|Tata Motors Ltd’s standalone business has been forging ahead with strong double-digit sales growth in commercial vehicles (CVs) and passenger vehicles (PVs). However, it looks like the automobile juggernaut is beginning to pay a price for sustaining this growth.|
The company’s rising trade receivables indicate it is deploying more credit to push sales. During fiscal year 2018 (FY18), the standalone entity’s trade receivables, which is the amount customers (dealers) owe the firm, rose sharply by 64%, twice the rise in sales. Even as a percentage of sales, it rose to 5.9% from 4.8% in the year-ago period. So, in other words, high sales, are perhaps at the cost of more liberal credit terms to dealers.
This raises some concerns. Typically, buoyant sales mirror good times when company discounts and marketing freebies, including the credit period to dealers, are cut back. This has been the trend across most auto companies since FY18. Rising auto sales after the introduction of new emission norms and the goods and services tax (GST), led to healthier financials for auto firms.
Take the case of arch-rival Ashok Leyland Ltd. Its trade receivables as a percentage of sales dropped to 3.7% in FY18 from 5.3% in the year-ago period—a sharp contrast to Tata Motors.
According to P.B. Balaji, chief financial officer at Tata Motors, higher receivables were due to a higher proportion of business with state transport undertakings and the defence sector, where the collection period is longer than other segments. Also, the firm provided support to dealers who faced funding challenges to meet tremendous growth.
Meanwhile, analysts say that Tata Motors may be pushing sales through longer credit periods. Such strategies may help to arrest the slide in market share and regain lost ground. Note that the company’s CV share is down to 45% from 60% five years ago, when it ruled the roost.
This is not all. Perhaps, the recently spelt out Turnaround 2.0 strategy to fire PV sales and become self-reliant calls for a liberal credit policy with dealers to combat competition. Since the firm does not divulge segment-wise details of income and expenditure, it’s hard to tell if the drain on account of higher receivables is from the CVs or PVs segment, or from both.
Meanwhile, the game is playing out slightly differently at its UK subsidiary, Jaguar Land Rover Ltd (JLR).

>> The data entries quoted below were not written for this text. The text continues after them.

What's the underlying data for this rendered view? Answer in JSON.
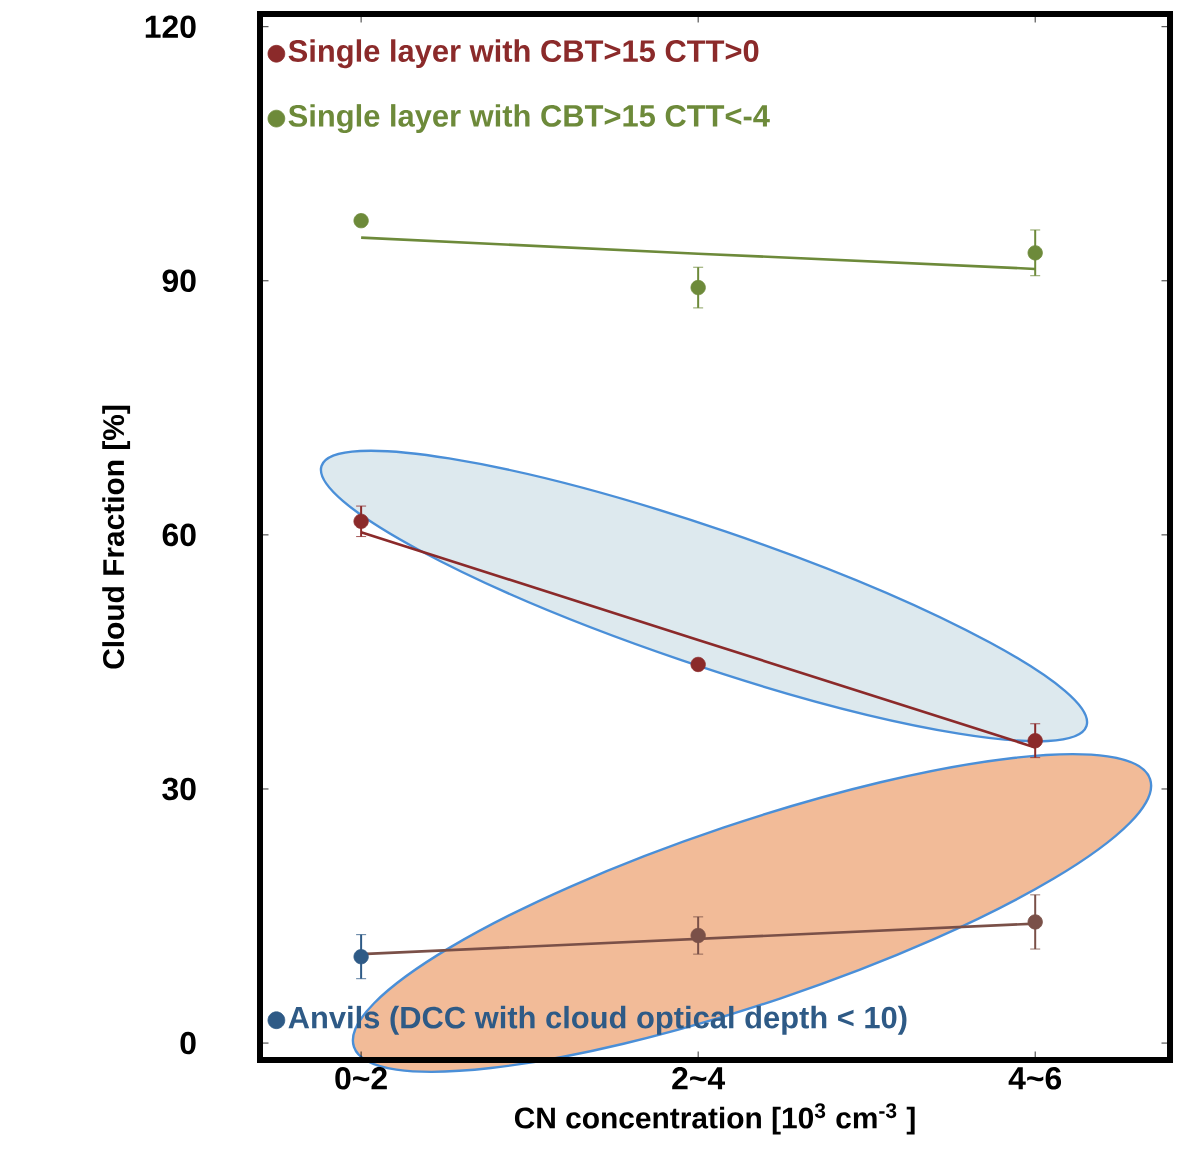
{
  "chart_data": {
    "type": "scatter",
    "xlabel": "CN concentration [10$^{3}$ cm$^{-3}$ ]",
    "ylabel": "Cloud Fraction [%]",
    "categories": [
      "0~2",
      "2~4",
      "4~6"
    ],
    "ylim": [
      -2,
      121.5
    ],
    "yticks": [
      0,
      30,
      60,
      90,
      120
    ],
    "marker": "circle",
    "legend": "left",
    "series": [
      {
        "name": "Single layer with CBT>15 CTT>0",
        "color": "#8b2a2a",
        "values": [
          61.6,
          44.7,
          35.7
        ],
        "errors": [
          1.8,
          null,
          2
        ]
      },
      {
        "name": "Single layer with CBT>15 CTT<-4",
        "color": "#6d8a3a",
        "values": [
          97.1,
          89.2,
          93.3
        ],
        "errors": [
          null,
          2.4,
          2.7
        ]
      },
      {
        "name": "Anvils (DCC with cloud optical depth < 10)",
        "color": "#2e5a86",
        "colors": [
          "#2e5a86",
          "#7a5048",
          "#7a5048"
        ],
        "values": [
          10.2,
          12.7,
          14.3
        ],
        "errors": [
          2.6,
          2.2,
          3.2
        ]
      },
      {
        "type": "line",
        "marker": "none",
        "color": "#8b2a2a",
        "values": [
          60.3,
          47.6,
          34.9
        ]
      },
      {
        "type": "line",
        "marker": "none",
        "color": "#6d8a3a",
        "values": [
          95.1,
          93.2,
          91.4
        ]
      },
      {
        "type": "line",
        "marker": "none",
        "color": "#7a5048",
        "values": [
          10.5,
          12.3,
          14.1
        ]
      }
    ]
  }
}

Dealer support may be needed to develop a customer base for new models with each geographic region having a different credit mechanism. The company adds that richer product mix and higher wholesale numbers led to higher receivables.

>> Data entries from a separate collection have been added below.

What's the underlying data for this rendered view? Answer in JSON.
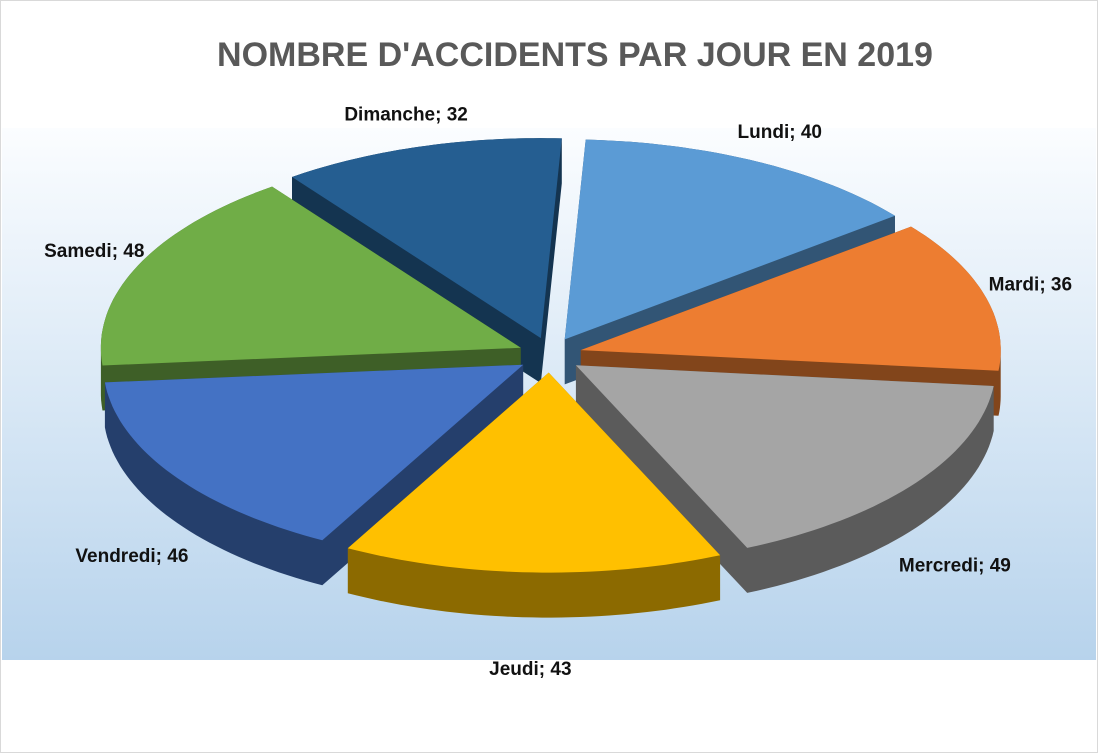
{
  "chart_data": {
    "type": "pie",
    "title": "NOMBRE D'ACCIDENTS PAR JOUR EN 2019",
    "values": [
      40,
      36,
      49,
      43,
      46,
      48,
      32
    ],
    "value_labels": [
      "Lundi; 40",
      "Mardi; 36",
      "Mercredi; 49",
      "Jeudi; 43",
      "Vendredi; 46",
      "Samedi; 48",
      "Dimanche; 32"
    ],
    "colors": [
      "#5b9bd5",
      "#ed7d31",
      "#a5a5a5",
      "#ffc000",
      "#4472c4",
      "#70ad47",
      "#255e91"
    ]
  }
}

Sometimes, the credit period may be extended for dealers when old models are being phased out.
In any case, Tata Motors’ management concedes that JLR’s performance was disappointing in FY18. Yet, it has conviction that the mind-boggling investments into product development that will continue for the next two years will translate into rich dividends later. After all, the company has set a trailblazing record of pulling JLR out from its huge burden during the acquisition.

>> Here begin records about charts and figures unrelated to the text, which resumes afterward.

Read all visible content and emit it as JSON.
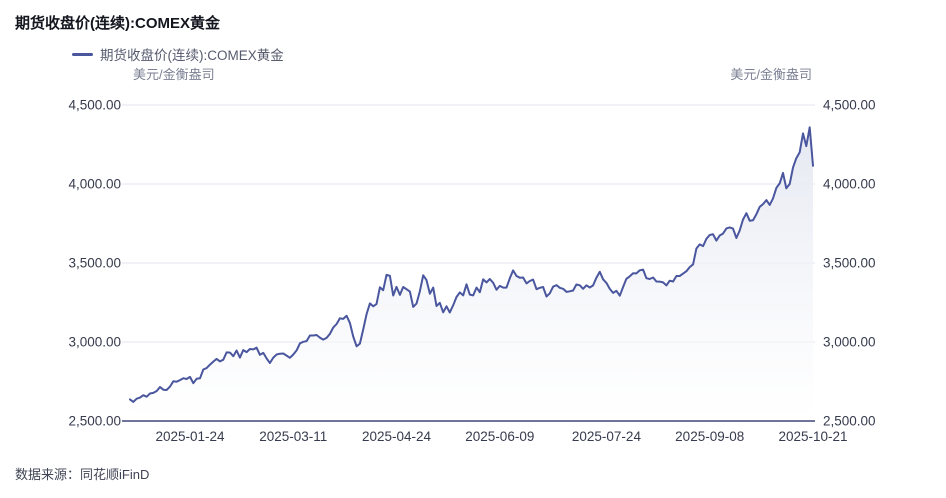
{
  "title": "期货收盘价(连续):COMEX黄金",
  "legend": {
    "label": "期货收盘价(连续):COMEX黄金"
  },
  "unit_left": "美元/金衡盎司",
  "unit_right": "美元/金衡盎司",
  "source": "数据来源：同花顺iFinD",
  "colors": {
    "line": "#4a569e",
    "area_top": "#e4e7f1",
    "area_bottom": "#ffffff",
    "grid": "#e3e5ef",
    "axis": "#3f4779",
    "tick_text": "#363b4d",
    "unit_text": "#7b8093",
    "legend_text": "#565b6e",
    "title_text": "#14161f",
    "source_text": "#3f4454"
  },
  "chart_data": {
    "type": "line",
    "title": "期货收盘价(连续):COMEX黄金",
    "ylabel": "美元/金衡盎司",
    "ylim": [
      2500,
      4500
    ],
    "grid": true,
    "legend_position": "top-left",
    "y_ticks": [
      {
        "value": 4500,
        "label": "4,500.00"
      },
      {
        "value": 4000,
        "label": "4,000.00"
      },
      {
        "value": 3500,
        "label": "3,500.00"
      },
      {
        "value": 3000,
        "label": "3,000.00"
      },
      {
        "value": 2500,
        "label": "2,500.00"
      }
    ],
    "x_tick_labels": [
      "2025-01-24",
      "2025-03-11",
      "2025-04-24",
      "2025-06-09",
      "2025-07-24",
      "2025-09-08",
      "2025-10-21"
    ],
    "series": [
      {
        "name": "期货收盘价(连续):COMEX黄金",
        "dates": [
          "2024-12-27",
          "2024-12-30",
          "2024-12-31",
          "2025-01-02",
          "2025-01-03",
          "2025-01-06",
          "2025-01-07",
          "2025-01-08",
          "2025-01-09",
          "2025-01-10",
          "2025-01-13",
          "2025-01-14",
          "2025-01-15",
          "2025-01-16",
          "2025-01-17",
          "2025-01-21",
          "2025-01-22",
          "2025-01-23",
          "2025-01-24",
          "2025-01-27",
          "2025-01-28",
          "2025-01-29",
          "2025-01-30",
          "2025-01-31",
          "2025-02-03",
          "2025-02-04",
          "2025-02-05",
          "2025-02-06",
          "2025-02-07",
          "2025-02-10",
          "2025-02-11",
          "2025-02-12",
          "2025-02-13",
          "2025-02-14",
          "2025-02-18",
          "2025-02-19",
          "2025-02-20",
          "2025-02-21",
          "2025-02-24",
          "2025-02-25",
          "2025-02-26",
          "2025-02-27",
          "2025-02-28",
          "2025-03-03",
          "2025-03-04",
          "2025-03-05",
          "2025-03-06",
          "2025-03-07",
          "2025-03-10",
          "2025-03-11",
          "2025-03-12",
          "2025-03-13",
          "2025-03-14",
          "2025-03-17",
          "2025-03-18",
          "2025-03-19",
          "2025-03-20",
          "2025-03-21",
          "2025-03-24",
          "2025-03-25",
          "2025-03-26",
          "2025-03-27",
          "2025-03-28",
          "2025-03-31",
          "2025-04-01",
          "2025-04-02",
          "2025-04-03",
          "2025-04-04",
          "2025-04-07",
          "2025-04-08",
          "2025-04-09",
          "2025-04-10",
          "2025-04-11",
          "2025-04-14",
          "2025-04-15",
          "2025-04-16",
          "2025-04-17",
          "2025-04-21",
          "2025-04-22",
          "2025-04-23",
          "2025-04-24",
          "2025-04-25",
          "2025-04-28",
          "2025-04-29",
          "2025-04-30",
          "2025-05-01",
          "2025-05-02",
          "2025-05-05",
          "2025-05-06",
          "2025-05-07",
          "2025-05-08",
          "2025-05-09",
          "2025-05-12",
          "2025-05-13",
          "2025-05-14",
          "2025-05-15",
          "2025-05-16",
          "2025-05-19",
          "2025-05-20",
          "2025-05-21",
          "2025-05-22",
          "2025-05-23",
          "2025-05-27",
          "2025-05-28",
          "2025-05-29",
          "2025-05-30",
          "2025-06-02",
          "2025-06-03",
          "2025-06-04",
          "2025-06-05",
          "2025-06-06",
          "2025-06-09",
          "2025-06-10",
          "2025-06-11",
          "2025-06-12",
          "2025-06-13",
          "2025-06-16",
          "2025-06-17",
          "2025-06-18",
          "2025-06-19",
          "2025-06-20",
          "2025-06-23",
          "2025-06-24",
          "2025-06-25",
          "2025-06-26",
          "2025-06-27",
          "2025-06-30",
          "2025-07-01",
          "2025-07-02",
          "2025-07-03",
          "2025-07-07",
          "2025-07-08",
          "2025-07-09",
          "2025-07-10",
          "2025-07-11",
          "2025-07-14",
          "2025-07-15",
          "2025-07-16",
          "2025-07-17",
          "2025-07-18",
          "2025-07-21",
          "2025-07-22",
          "2025-07-23",
          "2025-07-24",
          "2025-07-25",
          "2025-07-28",
          "2025-07-29",
          "2025-07-30",
          "2025-07-31",
          "2025-08-01",
          "2025-08-04",
          "2025-08-05",
          "2025-08-06",
          "2025-08-07",
          "2025-08-08",
          "2025-08-11",
          "2025-08-12",
          "2025-08-13",
          "2025-08-14",
          "2025-08-15",
          "2025-08-18",
          "2025-08-19",
          "2025-08-20",
          "2025-08-21",
          "2025-08-22",
          "2025-08-25",
          "2025-08-26",
          "2025-08-27",
          "2025-08-28",
          "2025-08-29",
          "2025-09-02",
          "2025-09-03",
          "2025-09-04",
          "2025-09-05",
          "2025-09-08",
          "2025-09-09",
          "2025-09-10",
          "2025-09-11",
          "2025-09-12",
          "2025-09-15",
          "2025-09-16",
          "2025-09-17",
          "2025-09-18",
          "2025-09-19",
          "2025-09-22",
          "2025-09-23",
          "2025-09-24",
          "2025-09-25",
          "2025-09-26",
          "2025-09-29",
          "2025-09-30",
          "2025-10-01",
          "2025-10-02",
          "2025-10-03",
          "2025-10-06",
          "2025-10-07",
          "2025-10-08",
          "2025-10-09",
          "2025-10-10",
          "2025-10-13",
          "2025-10-14",
          "2025-10-15",
          "2025-10-16",
          "2025-10-17",
          "2025-10-20",
          "2025-10-21"
        ],
        "values": [
          2637,
          2621,
          2641,
          2648,
          2663,
          2654,
          2674,
          2678,
          2690,
          2715,
          2698,
          2696,
          2718,
          2751,
          2749,
          2759,
          2771,
          2766,
          2779,
          2739,
          2767,
          2770,
          2826,
          2835,
          2857,
          2876,
          2893,
          2877,
          2888,
          2934,
          2933,
          2910,
          2946,
          2901,
          2949,
          2936,
          2956,
          2953,
          2964,
          2919,
          2931,
          2896,
          2867,
          2901,
          2921,
          2926,
          2927,
          2914,
          2900,
          2921,
          2947,
          2991,
          3001,
          3006,
          3041,
          3041,
          3044,
          3028,
          3015,
          3026,
          3051,
          3091,
          3114,
          3150,
          3146,
          3166,
          3121,
          3035,
          2973,
          2990,
          3079,
          3177,
          3244,
          3226,
          3240,
          3346,
          3328,
          3425,
          3419,
          3294,
          3349,
          3298,
          3348,
          3334,
          3319,
          3222,
          3243,
          3322,
          3422,
          3392,
          3306,
          3344,
          3228,
          3248,
          3188,
          3226,
          3187,
          3233,
          3285,
          3314,
          3295,
          3365,
          3300,
          3295,
          3344,
          3315,
          3397,
          3377,
          3399,
          3375,
          3331,
          3355,
          3344,
          3344,
          3403,
          3453,
          3418,
          3407,
          3408,
          3371,
          3386,
          3395,
          3334,
          3343,
          3348,
          3288,
          3308,
          3350,
          3360,
          3343,
          3337,
          3317,
          3321,
          3326,
          3364,
          3359,
          3337,
          3359,
          3345,
          3358,
          3407,
          3444,
          3397,
          3374,
          3336,
          3311,
          3324,
          3293,
          3348,
          3400,
          3416,
          3435,
          3434,
          3454,
          3458,
          3404,
          3399,
          3408,
          3383,
          3382,
          3377,
          3358,
          3388,
          3383,
          3418,
          3418,
          3433,
          3448,
          3474,
          3492,
          3592,
          3618,
          3607,
          3653,
          3677,
          3682,
          3642,
          3674,
          3686,
          3719,
          3725,
          3718,
          3658,
          3706,
          3775,
          3815,
          3768,
          3771,
          3809,
          3855,
          3873,
          3898,
          3868,
          3909,
          3976,
          4004,
          4070,
          3973,
          4000,
          4104,
          4163,
          4201,
          4320,
          4240,
          4359,
          4115
        ]
      }
    ]
  }
}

This is further complicated by macroeconomic issues such as Brexit and the slowdown in the US market. Meanwhile, the shift towards electric vehicles is a temporary blow to JLR, as most of its portfolio is diesel driven.
Be that as it may, the near-term pressures are weighing on the Tata Motors stock. The company’s free cash flows will be in the negative territory for the next two years. Little wonder then that the stock has been underperforming competition and benchmark indices, at a time when demand for Tata Motors’ products is surging.